Bardozzo Francesco, Collins Toby, Forgione Antonello, Hostettler Alexandre, Tagliaferri Roberto
DISA-MIS, University of Salerno, Fisciano 84084, Italy.
IRCAD France, Strasbourg, France; IRCAD Africa, Kigali, Rwanda.
Med Image Anal. 2022 Apr;77:102380. doi: 10.1016/j.media.2022.102380. Epub 2022 Jan 30.
Developing accurate and real-time algorithms for a non-invasive three-dimensional representation and reconstruction of internal patient structures is one of the main research fields in computer-assisted surgery and endoscopy. Mono and stereo endoscopic images of soft tissues are converted into a three-dimensional representation by the estimation of depth maps. However, automatic, detailed, accurate and robust depth map estimation is a challenging problem that, in the stereo setting, is strictly dependent on a robust estimate of the disparity map. Many traditional algorithms are often inefficient or not accurate. In this work, novel self-supervised stacked and Siamese encoder/decoder neural networks are proposed to compute accurate disparity maps for 3D laparoscopy depth estimation. These networks run in real-time on standard GPU-equipped desktop computers and the outputs may be used for depth map estimation using the a known camera calibration. We compare performance on three different public datasets and on a new challenging simulated dataset and our solutions outperform state-of-the-art mono and stereo depth estimation methods. Extensive robustness and sensitivity analyses on more than 30000 frames has been performed. This work leads to important improvements in mono and stereo real-time depth map estimation of soft tissues and organs with a very low average mean absolute disparity reconstruction error with respect to ground truth.

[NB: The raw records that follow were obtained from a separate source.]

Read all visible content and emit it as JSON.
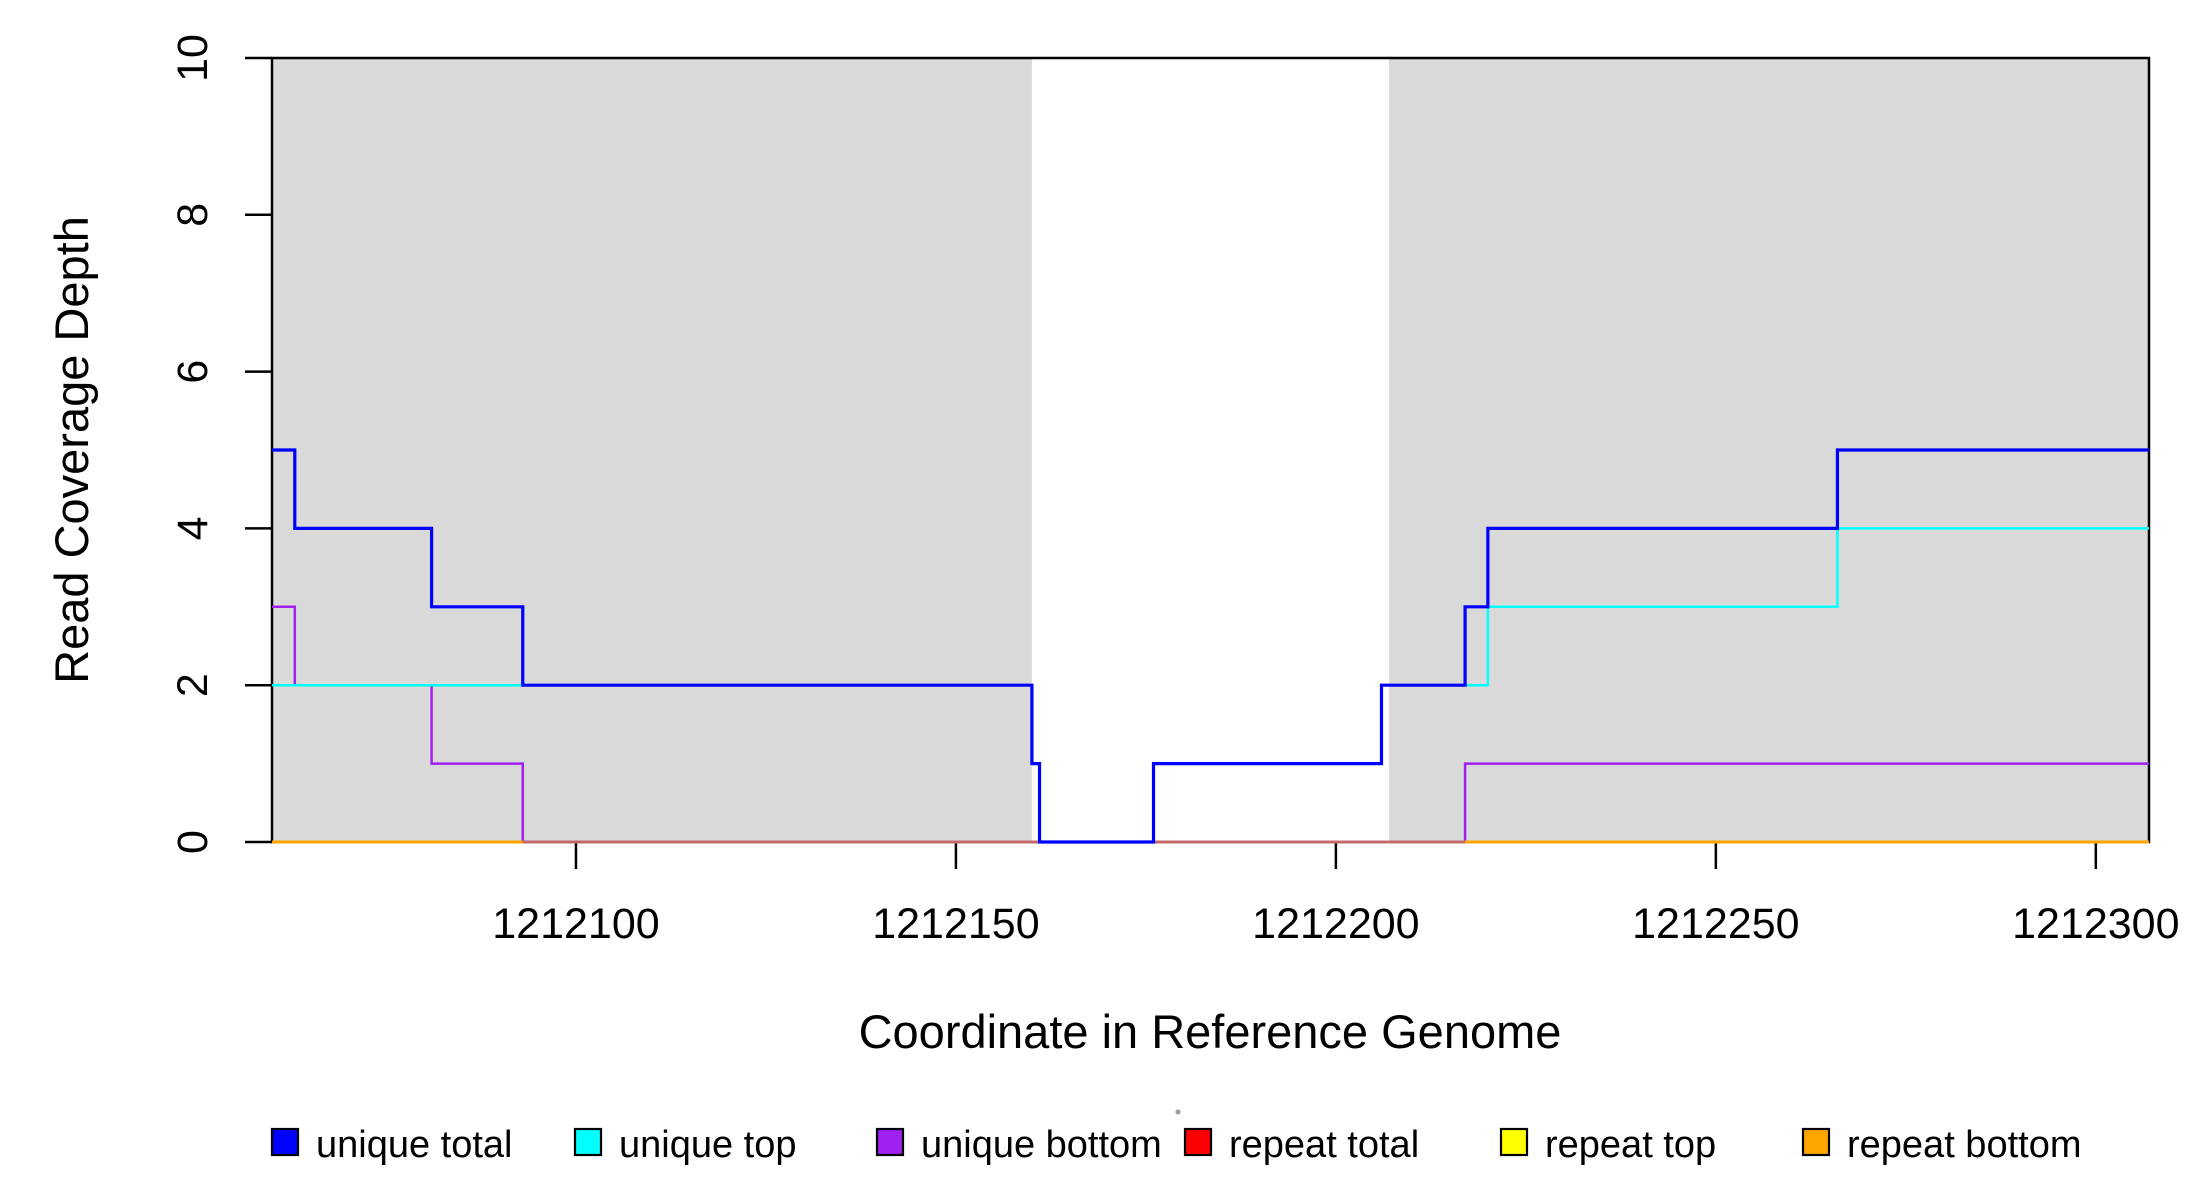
{
  "figure": {
    "background": "#ffffff",
    "plot_bg": "#ffffff"
  },
  "chart_data": {
    "type": "line",
    "subtype": "step",
    "title": "",
    "xlabel": "Coordinate in Reference Genome",
    "ylabel": "Read Coverage Depth",
    "xlim": [
      1212060,
      1212307
    ],
    "ylim": [
      0,
      10
    ],
    "xticks": [
      1212100,
      1212150,
      1212200,
      1212250,
      1212300
    ],
    "yticks": [
      0,
      2,
      4,
      6,
      8,
      10
    ],
    "grid": "off",
    "legend_position": "bottom",
    "shaded_regions": {
      "label": "repeat-region-band",
      "color": "#d9d9d9",
      "ranges": [
        [
          1212060,
          1212160
        ],
        [
          1212207,
          1212307
        ]
      ]
    },
    "series": [
      {
        "name": "unique total",
        "color": "#0000ff",
        "steps": [
          [
            1212060,
            5
          ],
          [
            1212063,
            4
          ],
          [
            1212081,
            3
          ],
          [
            1212093,
            2
          ],
          [
            1212160,
            1
          ],
          [
            1212161,
            0
          ],
          [
            1212176,
            1
          ],
          [
            1212206,
            2
          ],
          [
            1212217,
            3
          ],
          [
            1212220,
            4
          ],
          [
            1212266,
            5
          ]
        ]
      },
      {
        "name": "unique top",
        "color": "#00ffff",
        "steps": [
          [
            1212060,
            2
          ],
          [
            1212160,
            1
          ],
          [
            1212161,
            0
          ],
          [
            1212176,
            1
          ],
          [
            1212206,
            2
          ],
          [
            1212220,
            3
          ],
          [
            1212266,
            4
          ]
        ]
      },
      {
        "name": "unique bottom",
        "color": "#a020f0",
        "steps": [
          [
            1212060,
            3
          ],
          [
            1212063,
            2
          ],
          [
            1212081,
            1
          ],
          [
            1212093,
            0
          ],
          [
            1212217,
            1
          ]
        ]
      },
      {
        "name": "repeat total",
        "color": "#ff0000",
        "steps": [
          [
            1212060,
            0
          ]
        ]
      },
      {
        "name": "repeat top",
        "color": "#ffff00",
        "steps": [
          [
            1212060,
            0
          ]
        ]
      },
      {
        "name": "repeat bottom",
        "color": "#ffa500",
        "steps": [
          [
            1212060,
            0
          ]
        ]
      }
    ],
    "baseline_blend_segments": [
      {
        "color": "#ffa500",
        "range": [
          1212060,
          1212093
        ]
      },
      {
        "color": "#c4686e",
        "range": [
          1212093,
          1212217
        ]
      },
      {
        "color": "#ffa500",
        "range": [
          1212217,
          1212307
        ]
      }
    ]
  }
}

开发用于无创三维呈现和重建患者内部结构的精确实时算法是计算机辅助手术和内窥镜检查的主要研究领域之一。通过估计深度图,将软组织的单目和立体内窥镜图像转换为三维呈现。然而,自动、详细、准确且稳健的深度图估计是一个具有挑战性的问题,在立体设置中,它严格依赖于视差图的稳健估计。许多传统算法往往效率低下或不准确。在这项工作中,提出了新颖的自监督堆叠式和暹罗编码器/解码器神经网络,用于计算用于三维腹腔镜深度估计的精确视差图。这些网络在配备标准GPU的台式计算机上实时运行,其输出可用于使用已知相机校准进行深度图估计。我们在三个不同的公共数据集和一个新的具有挑战性的模拟数据集上比较了性能,我们的解决方案优于当前最先进的单目和立体深度估计方法。已对超过30000帧进行了广泛的稳健性和敏感性分析。这项工作在软组织和器官的单目和立体实时深度图估计方面带来了重要改进,相对于地面真值,平均绝对视差重建误差非常低。